De graves impacts pour les travailleurs et pour l’environnement

Si les bananes représentent un aliment très économique chez nous, c’est bien au détriment de la santé et de la vie de ses travailleurs : d’autres en paient le prix! Les multinationales bananières n’hésitent pas à sabrer dans les conditions de travail de façon à réduire les coûts de production au minimum, en dépit du respect des droits des travailleurs et de l’environnement. En effet, d’énormes quantités de pesticides et de fongicides sont pulvérisés chaque année dans les plantations de bananes afin d’empêcher la propagation de maladies; cette proportion augmente en fonction de la taille de la plantation3.
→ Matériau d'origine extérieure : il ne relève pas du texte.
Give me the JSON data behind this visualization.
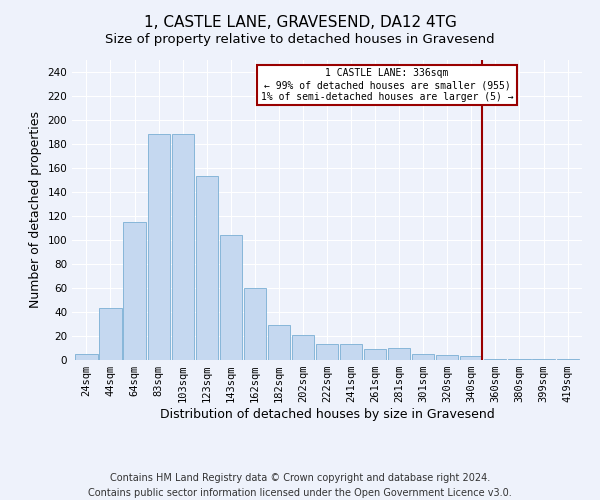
{
  "title": "1, CASTLE LANE, GRAVESEND, DA12 4TG",
  "subtitle": "Size of property relative to detached houses in Gravesend",
  "xlabel": "Distribution of detached houses by size in Gravesend",
  "ylabel": "Number of detached properties",
  "categories": [
    "24sqm",
    "44sqm",
    "64sqm",
    "83sqm",
    "103sqm",
    "123sqm",
    "143sqm",
    "162sqm",
    "182sqm",
    "202sqm",
    "222sqm",
    "241sqm",
    "261sqm",
    "281sqm",
    "301sqm",
    "320sqm",
    "340sqm",
    "360sqm",
    "380sqm",
    "399sqm",
    "419sqm"
  ],
  "values": [
    5,
    43,
    115,
    188,
    188,
    153,
    104,
    60,
    29,
    21,
    13,
    13,
    9,
    10,
    5,
    4,
    3,
    1,
    1,
    1,
    1
  ],
  "bar_color": "#c5d8f0",
  "bar_edge_color": "#7aafd4",
  "vline_x_index": 16,
  "vline_color": "#990000",
  "annotation_text": "1 CASTLE LANE: 336sqm\n← 99% of detached houses are smaller (955)\n1% of semi-detached houses are larger (5) →",
  "annotation_box_color": "#ffffff",
  "annotation_box_edge_color": "#990000",
  "ylim": [
    0,
    250
  ],
  "yticks": [
    0,
    20,
    40,
    60,
    80,
    100,
    120,
    140,
    160,
    180,
    200,
    220,
    240
  ],
  "footer_line1": "Contains HM Land Registry data © Crown copyright and database right 2024.",
  "footer_line2": "Contains public sector information licensed under the Open Government Licence v3.0.",
  "background_color": "#eef2fb",
  "title_fontsize": 11,
  "subtitle_fontsize": 9.5,
  "label_fontsize": 9,
  "tick_fontsize": 7.5,
  "footer_fontsize": 7
}
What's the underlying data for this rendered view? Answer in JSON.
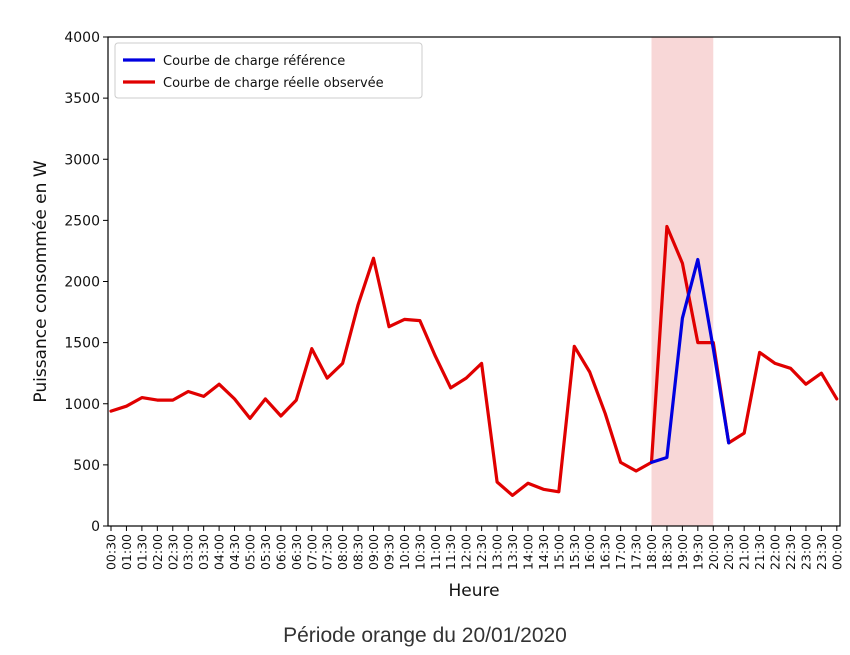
{
  "chart_data": {
    "type": "line",
    "xlabel": "Heure",
    "ylabel": "Puissance consommée en W",
    "ylim": [
      0,
      4000
    ],
    "yticks": [
      0,
      500,
      1000,
      1500,
      2000,
      2500,
      3000,
      3500,
      4000
    ],
    "x": [
      "00:30",
      "01:00",
      "01:30",
      "02:00",
      "02:30",
      "03:00",
      "03:30",
      "04:00",
      "04:30",
      "05:00",
      "05:30",
      "06:00",
      "06:30",
      "07:00",
      "07:30",
      "08:00",
      "08:30",
      "09:00",
      "09:30",
      "10:00",
      "10:30",
      "11:00",
      "11:30",
      "12:00",
      "12:30",
      "13:00",
      "13:30",
      "14:00",
      "14:30",
      "15:00",
      "15:30",
      "16:00",
      "16:30",
      "17:00",
      "17:30",
      "18:00",
      "18:30",
      "19:00",
      "19:30",
      "20:00",
      "20:30",
      "21:00",
      "21:30",
      "22:00",
      "22:30",
      "23:00",
      "23:30",
      "00:00"
    ],
    "highlight": {
      "from": "18:00",
      "to": "20:00",
      "color": "#f8d7d7"
    },
    "legend_position": "top-left",
    "grid": false,
    "series": [
      {
        "name": "Courbe de charge réelle observée",
        "color": "#e00000",
        "values": [
          940,
          980,
          1050,
          1030,
          1030,
          1100,
          1060,
          1160,
          1040,
          880,
          1040,
          900,
          1030,
          1450,
          1210,
          1330,
          1810,
          2190,
          1630,
          1690,
          1680,
          1390,
          1130,
          1210,
          1330,
          360,
          250,
          350,
          300,
          280,
          1470,
          1260,
          920,
          520,
          450,
          520,
          2450,
          2150,
          1500,
          1500,
          680,
          760,
          1420,
          1330,
          1290,
          1160,
          1250,
          1040
        ]
      },
      {
        "name": "Courbe de charge référence",
        "color": "#0000e0",
        "values": [
          null,
          null,
          null,
          null,
          null,
          null,
          null,
          null,
          null,
          null,
          null,
          null,
          null,
          null,
          null,
          null,
          null,
          null,
          null,
          null,
          null,
          null,
          null,
          null,
          null,
          null,
          null,
          null,
          null,
          null,
          null,
          null,
          null,
          null,
          null,
          520,
          560,
          1700,
          2180,
          1450,
          680,
          null,
          null,
          null,
          null,
          null,
          null,
          null
        ]
      }
    ],
    "legend_order": [
      "Courbe de charge référence",
      "Courbe de charge réelle observée"
    ]
  },
  "caption": "Période orange du 20/01/2020"
}
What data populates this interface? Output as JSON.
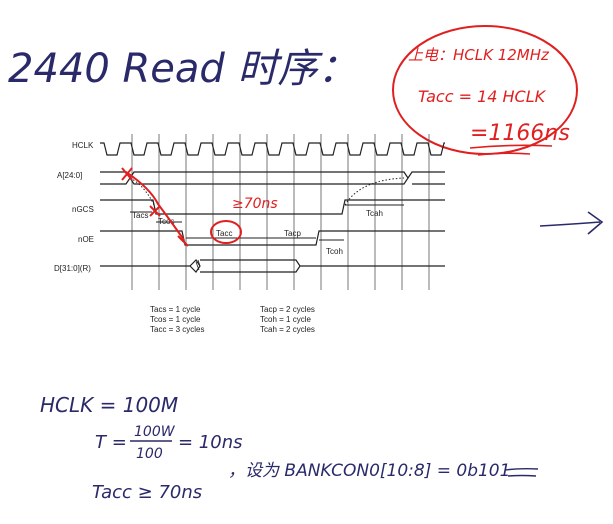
{
  "title": "2440 Read 时序：",
  "note": {
    "line1": "上电：HCLK 12MHz",
    "line2": "Tacc = 14 HCLK",
    "line3": "=1166ns"
  },
  "annotation_70ns": "≥70ns",
  "signals": [
    "HCLK",
    "A[24:0]",
    "nGCS",
    "nOE",
    "D[31:0](R)"
  ],
  "interval_labels": {
    "tacs": "Tacs",
    "tcos": "Tcos",
    "tacc": "Tacc",
    "tacp": "Tacp",
    "tcoh": "Tcoh",
    "tcah": "Tcah"
  },
  "timing_left": [
    "Tacs = 1 cycle",
    "Tcos = 1 cycle",
    "Tacc = 3 cycles"
  ],
  "timing_right": [
    "Tacp = 2 cycles",
    "Tcoh = 1 cycle",
    "Tcah = 2 cycles"
  ],
  "bottom": {
    "line1": "HCLK = 100M",
    "t_prefix": "T =",
    "t_num": "100W",
    "t_den": "100",
    "t_result": "= 10ns",
    "line3a": "Tacc ≥ 70ns",
    "line3b": "，设为 BANKCON0[10:8] = 0b101"
  },
  "colors": {
    "ink": "#2a2a6a",
    "red": "#e02020",
    "wave": "#222222",
    "grid": "#555555"
  }
}
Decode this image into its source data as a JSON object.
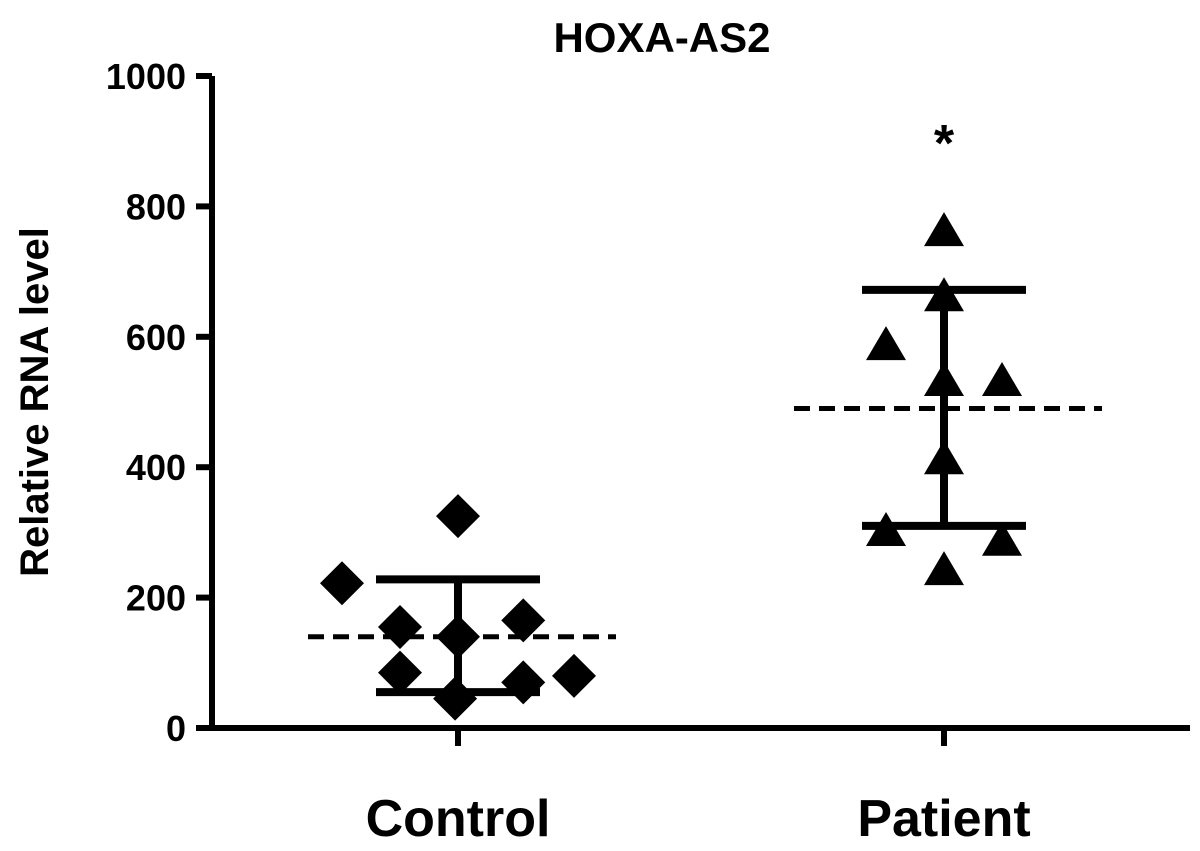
{
  "chart_data": {
    "type": "scatter",
    "title": "HOXA-AS2",
    "xlabel": "",
    "ylabel": "Relative RNA level",
    "ylim": [
      0,
      1000
    ],
    "yticks": [
      "0",
      "200",
      "400",
      "600",
      "800",
      "1000"
    ],
    "categories": [
      "Control",
      "Patient"
    ],
    "grid": false,
    "legend": "none",
    "series": [
      {
        "category": "Control",
        "marker": "diamond",
        "color": "#000000",
        "points": [
          {
            "x": "Control",
            "y": 325,
            "jitter": 0.0
          },
          {
            "x": "Control",
            "y": 222,
            "jitter": -0.8
          },
          {
            "x": "Control",
            "y": 155,
            "jitter": -0.4
          },
          {
            "x": "Control",
            "y": 165,
            "jitter": 0.45
          },
          {
            "x": "Control",
            "y": 140,
            "jitter": 0.0
          },
          {
            "x": "Control",
            "y": 85,
            "jitter": -0.4
          },
          {
            "x": "Control",
            "y": 70,
            "jitter": 0.45
          },
          {
            "x": "Control",
            "y": 80,
            "jitter": 0.8
          },
          {
            "x": "Control",
            "y": 45,
            "jitter": -0.02
          }
        ],
        "mean": 140,
        "sd_upper": 228,
        "sd_lower": 55
      },
      {
        "category": "Patient",
        "marker": "triangle",
        "color": "#000000",
        "points": [
          {
            "x": "Patient",
            "y": 760,
            "jitter": 0.0
          },
          {
            "x": "Patient",
            "y": 660,
            "jitter": 0.0
          },
          {
            "x": "Patient",
            "y": 585,
            "jitter": -0.4
          },
          {
            "x": "Patient",
            "y": 530,
            "jitter": 0.0
          },
          {
            "x": "Patient",
            "y": 530,
            "jitter": 0.4
          },
          {
            "x": "Patient",
            "y": 410,
            "jitter": 0.0
          },
          {
            "x": "Patient",
            "y": 300,
            "jitter": -0.4
          },
          {
            "x": "Patient",
            "y": 285,
            "jitter": 0.4
          },
          {
            "x": "Patient",
            "y": 240,
            "jitter": 0.0
          }
        ],
        "mean": 490,
        "sd_upper": 672,
        "sd_lower": 310
      }
    ],
    "annotations": [
      {
        "text": "*",
        "category": "Patient",
        "y": 900
      }
    ]
  }
}
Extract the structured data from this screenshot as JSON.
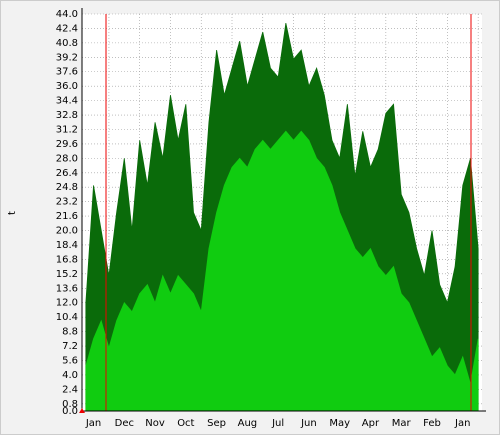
{
  "chart_data": {
    "type": "area",
    "ylabel": "t",
    "categories": [
      null,
      "Jan",
      null,
      null,
      null,
      "Dec",
      null,
      null,
      null,
      "Nov",
      null,
      null,
      null,
      "Oct",
      null,
      null,
      null,
      "Sep",
      null,
      null,
      null,
      "Aug",
      null,
      null,
      null,
      "Jul",
      null,
      null,
      null,
      "Jun",
      null,
      null,
      null,
      "May",
      null,
      null,
      null,
      "Apr",
      null,
      null,
      null,
      "Mar",
      null,
      null,
      null,
      "Feb",
      null,
      null,
      null,
      "Jan",
      null,
      null
    ],
    "series": [
      {
        "color": "#0a6b0a",
        "values": [
          12,
          25,
          20,
          15,
          22,
          28,
          20,
          30,
          25,
          32,
          28,
          35,
          30,
          34,
          22,
          20,
          32,
          40,
          35,
          38,
          41,
          36,
          39,
          42,
          38,
          37,
          43,
          39,
          40,
          36,
          38,
          35,
          30,
          28,
          34,
          26,
          31,
          27,
          29,
          33,
          34,
          24,
          22,
          18,
          15,
          20,
          14,
          12,
          16,
          25,
          28,
          18
        ]
      },
      {
        "color": "#10cc10",
        "values": [
          5,
          8,
          10,
          7,
          10,
          12,
          11,
          13,
          14,
          12,
          15,
          13,
          15,
          14,
          13,
          11,
          18,
          22,
          25,
          27,
          28,
          27,
          29,
          30,
          29,
          30,
          31,
          30,
          31,
          30,
          28,
          27,
          25,
          22,
          20,
          18,
          17,
          18,
          16,
          15,
          16,
          13,
          12,
          10,
          8,
          6,
          7,
          5,
          4,
          6,
          3,
          8
        ]
      }
    ],
    "ylim": [
      0,
      44
    ],
    "yticks": [
      {
        "value": 0,
        "label": "0.0"
      },
      0.8,
      2.4,
      {
        "value": 4,
        "label": "4.0"
      },
      5.6,
      7.2,
      8.8,
      10.4,
      {
        "value": 12,
        "label": "12.0"
      },
      13.6,
      15.2,
      16.8,
      18.4,
      {
        "value": 20,
        "label": "20.0"
      },
      21.6,
      23.2,
      24.8,
      26.4,
      {
        "value": 28,
        "label": "28.0"
      },
      29.6,
      31.2,
      32.8,
      34.4,
      {
        "value": 36,
        "label": "36.0"
      },
      37.6,
      39.2,
      40.8,
      42.4,
      {
        "value": 44,
        "label": "44.0"
      }
    ],
    "grid": true
  }
}
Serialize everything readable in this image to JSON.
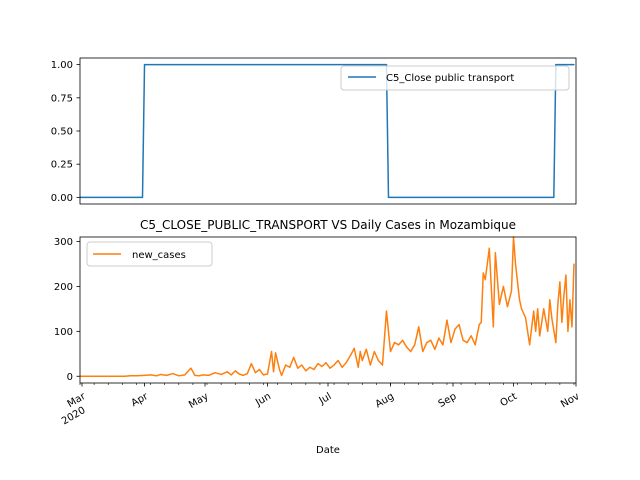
{
  "chart_data": [
    {
      "type": "line",
      "title": "",
      "xlabel": "",
      "ylabel": "",
      "ylim": [
        -0.05,
        1.05
      ],
      "yticks": [
        "0.00",
        "0.25",
        "0.50",
        "0.75",
        "1.00"
      ],
      "legend_position": "upper right",
      "color": "#1f77b4",
      "series": [
        {
          "name": "C5_Close public transport",
          "x": [
            "2020-02-29",
            "2020-03-31",
            "2020-04-01",
            "2020-07-30",
            "2020-07-31",
            "2020-10-21",
            "2020-10-22",
            "2020-10-31"
          ],
          "y": [
            0,
            0,
            1,
            1,
            0,
            0,
            1,
            1
          ]
        }
      ]
    },
    {
      "type": "line",
      "title": "C5_CLOSE_PUBLIC_TRANSPORT VS Daily Cases in Mozambique",
      "xlabel": "Date",
      "ylabel": "",
      "ylim": [
        -15,
        310
      ],
      "yticks": [
        "0",
        "100",
        "200",
        "300"
      ],
      "xtick_labels": [
        {
          "month": "Mar",
          "year": "2020"
        },
        {
          "month": "Apr",
          "year": ""
        },
        {
          "month": "May",
          "year": ""
        },
        {
          "month": "Jun",
          "year": ""
        },
        {
          "month": "Jul",
          "year": ""
        },
        {
          "month": "Aug",
          "year": ""
        },
        {
          "month": "Sep",
          "year": ""
        },
        {
          "month": "Oct",
          "year": ""
        },
        {
          "month": "Nov",
          "year": ""
        }
      ],
      "legend_position": "upper left",
      "color": "#ff7f0e",
      "series": [
        {
          "name": "new_cases",
          "x": [
            "2020-02-29",
            "2020-03-22",
            "2020-03-25",
            "2020-03-28",
            "2020-04-01",
            "2020-04-04",
            "2020-04-07",
            "2020-04-09",
            "2020-04-12",
            "2020-04-15",
            "2020-04-18",
            "2020-04-21",
            "2020-04-24",
            "2020-04-26",
            "2020-04-28",
            "2020-04-30",
            "2020-05-03",
            "2020-05-06",
            "2020-05-09",
            "2020-05-12",
            "2020-05-14",
            "2020-05-16",
            "2020-05-18",
            "2020-05-20",
            "2020-05-22",
            "2020-05-24",
            "2020-05-26",
            "2020-05-28",
            "2020-05-30",
            "2020-06-01",
            "2020-06-03",
            "2020-06-04",
            "2020-06-05",
            "2020-06-07",
            "2020-06-08",
            "2020-06-10",
            "2020-06-12",
            "2020-06-14",
            "2020-06-16",
            "2020-06-18",
            "2020-06-20",
            "2020-06-22",
            "2020-06-24",
            "2020-06-26",
            "2020-06-28",
            "2020-06-30",
            "2020-07-02",
            "2020-07-04",
            "2020-07-06",
            "2020-07-08",
            "2020-07-10",
            "2020-07-12",
            "2020-07-14",
            "2020-07-16",
            "2020-07-17",
            "2020-07-18",
            "2020-07-20",
            "2020-07-22",
            "2020-07-24",
            "2020-07-26",
            "2020-07-28",
            "2020-07-30",
            "2020-08-01",
            "2020-08-03",
            "2020-08-05",
            "2020-08-07",
            "2020-08-09",
            "2020-08-11",
            "2020-08-13",
            "2020-08-15",
            "2020-08-17",
            "2020-08-19",
            "2020-08-21",
            "2020-08-23",
            "2020-08-25",
            "2020-08-27",
            "2020-08-29",
            "2020-08-31",
            "2020-09-02",
            "2020-09-04",
            "2020-09-06",
            "2020-09-08",
            "2020-09-10",
            "2020-09-12",
            "2020-09-14",
            "2020-09-15",
            "2020-09-16",
            "2020-09-17",
            "2020-09-19",
            "2020-09-21",
            "2020-09-22",
            "2020-09-24",
            "2020-09-26",
            "2020-09-28",
            "2020-09-30",
            "2020-10-01",
            "2020-10-02",
            "2020-10-04",
            "2020-10-05",
            "2020-10-07",
            "2020-10-09",
            "2020-10-11",
            "2020-10-12",
            "2020-10-13",
            "2020-10-14",
            "2020-10-16",
            "2020-10-18",
            "2020-10-19",
            "2020-10-20",
            "2020-10-22",
            "2020-10-23",
            "2020-10-24",
            "2020-10-25",
            "2020-10-26",
            "2020-10-27",
            "2020-10-28",
            "2020-10-29",
            "2020-10-30",
            "2020-10-31"
          ],
          "y": [
            0,
            0,
            1,
            1,
            2,
            3,
            1,
            4,
            2,
            6,
            1,
            3,
            18,
            2,
            1,
            3,
            2,
            8,
            4,
            10,
            3,
            12,
            5,
            2,
            6,
            28,
            8,
            15,
            3,
            5,
            55,
            10,
            52,
            14,
            2,
            25,
            20,
            42,
            18,
            25,
            12,
            20,
            15,
            28,
            22,
            30,
            18,
            25,
            35,
            20,
            30,
            45,
            62,
            20,
            55,
            35,
            60,
            25,
            55,
            35,
            25,
            145,
            55,
            75,
            70,
            80,
            65,
            55,
            70,
            110,
            55,
            75,
            80,
            60,
            85,
            70,
            125,
            75,
            105,
            115,
            80,
            75,
            90,
            70,
            115,
            120,
            230,
            215,
            285,
            110,
            275,
            160,
            200,
            155,
            190,
            310,
            250,
            170,
            150,
            130,
            70,
            145,
            100,
            150,
            90,
            150,
            100,
            170,
            130,
            75,
            160,
            210,
            120,
            180,
            225,
            100,
            170,
            110,
            250
          ]
        }
      ]
    }
  ]
}
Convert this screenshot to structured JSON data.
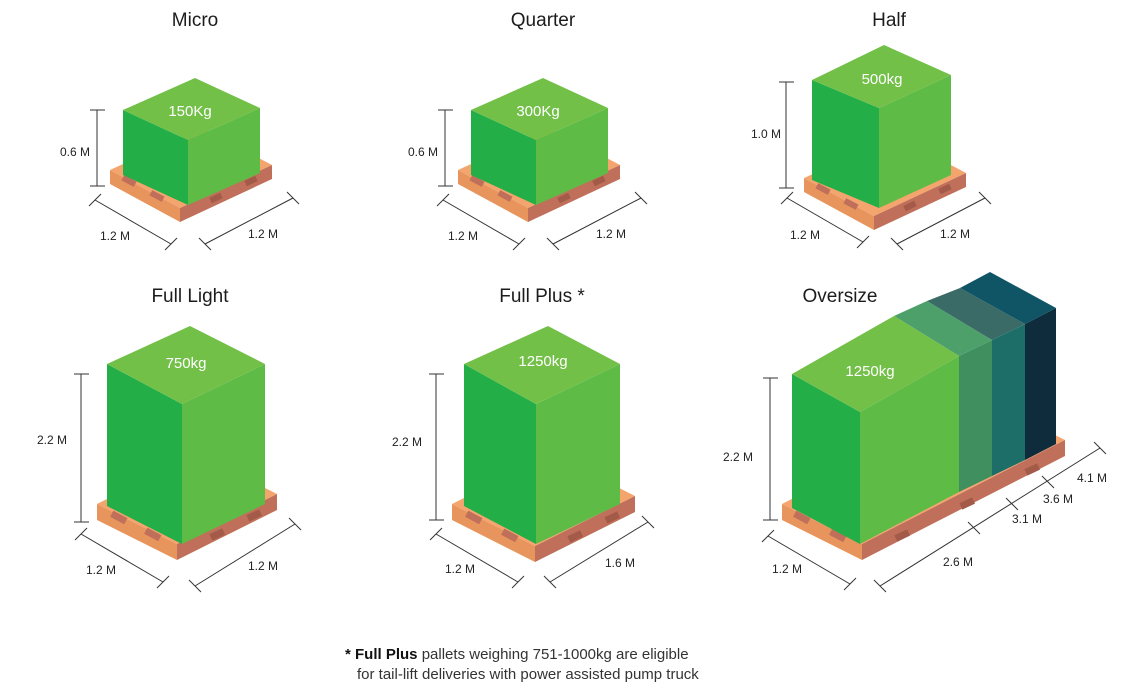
{
  "colors": {
    "box_top": "#72c048",
    "box_left": "#23ae47",
    "box_right": "#5ebb45",
    "pallet_light": "#f4a56e",
    "pallet_dark": "#c0705a",
    "oversize_stripes": [
      "#3f8f5f",
      "#1d6e68",
      "#0f5566",
      "#0e2c3b"
    ]
  },
  "panels": [
    {
      "name": "Micro",
      "weight": "150Kg",
      "height": "0.6 M",
      "left_dim": "1.2 M",
      "right_dim": "1.2 M"
    },
    {
      "name": "Quarter",
      "weight": "300Kg",
      "height": "0.6 M",
      "left_dim": "1.2 M",
      "right_dim": "1.2 M"
    },
    {
      "name": "Half",
      "weight": "500kg",
      "height": "1.0 M",
      "left_dim": "1.2 M",
      "right_dim": "1.2 M"
    },
    {
      "name": "Full Light",
      "weight": "750kg",
      "height": "2.2 M",
      "left_dim": "1.2 M",
      "right_dim": "1.2 M"
    },
    {
      "name": "Full Plus *",
      "weight": "1250kg",
      "height": "2.2 M",
      "left_dim": "1.2 M",
      "right_dim": "1.6 M"
    },
    {
      "name": "Oversize",
      "weight": "1250kg",
      "height": "2.2 M",
      "left_dim": "1.2 M",
      "right_dim": "2.6 M",
      "extra_dims": [
        "3.1 M",
        "3.6 M",
        "4.1 M"
      ]
    }
  ],
  "footnote": {
    "star": "*",
    "bold": "Full Plus",
    "line1": "pallets weighing 751-1000kg are eligible",
    "line2": "for tail-lift deliveries with power assisted pump truck"
  }
}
  • Une plantation typique en Amérique centrale utilise 30 kg de pesticides par hectare annuellement, soit dix fois plus que dans l’agriculture intensive des pays industrialisés1.
  • 90 % des pesticides pulvérisés de façon aérienne se perdent dans l’environnement. Les produits chimiques toxiques se retrouvent dans l’écosystème local, c’est-à-dire dans le sol, les sources d’eau, même potable, ainsi que dans la chaîne alimentaire, entraînant ainsi mortalité et difformités dans la faune locale4.
  • Au Costa Rica, grand producteur de bananes, on estime que 90 % des récifs coralliens sont morts à cause du ruissellement des pesticides. Les plantations de bananes ont causé l’érosion, l’épuisement des sols, le déboisement et la destruction d’un bon nombre d’écosystèmes locaux9.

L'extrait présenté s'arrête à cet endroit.